After sequencing the genome from nearly half of all primate species, the team then fed their findings to an AI algorithm.

“You can think of it like ChatGPT, but on a genomic level in which you introduce as a query the variant in the human genome that you want to better understand. And it essentially gives you an interpretation of how harmful this variant will be,” says Kuderna.

“We can use the results of this experiment to predict which genetic mutations are potentially harmful,” he said.

Accurately discerning disease-causing from benign mutations and interpreting genetic variants on a genome-wide scale would constitute “a meaningful initial step towards realising the potential of personalised genomic medicine,” wrote the authors in a series of papers in the scientific journals Science and Science Advances.


“Our study addresses one of the key challenges in the variant interpretation field, namely, the lack of sufficient labelled data to effectively train large machine learning models”.

Why did it take so long to sequence a large sample of non-human primates' genomes?

Simply because the technology has now sufficiently advanced, says Kuderna.

"Genome sequencing has now become so accessible that it's possible to do these kinds of studies on a scale that has been absolutely unimaginable even a couple of years ago”.

The journey towards accessible sequencing has taken decades.

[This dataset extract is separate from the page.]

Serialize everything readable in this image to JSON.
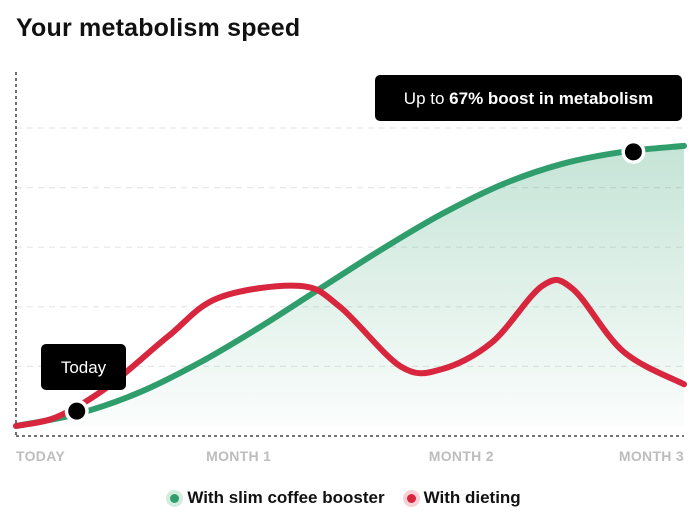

Ten years ago, the cost for researchers to sequence a human genome was about 10 thousand euros. A few years ago, the figure fell to about a thousand. Today, the number sits around $600 (€557,89), according to Illumina.

And “there's so much more” that scientists will be able to do with “these kinds of datasets,” says Kuderna, adding that ”with no doubt,” they will be generated for a vast number of species in the near future.


The study has also forged a catalogue of differences between humans and other primate species, in other words, a unique set of mutations that have defined human beings in the process of evolution.

“This is not only a project to understand diseases in this context, but it's also one that aims to make a much clearer picture of what defines us as humans within the broader context of primates,” he notes.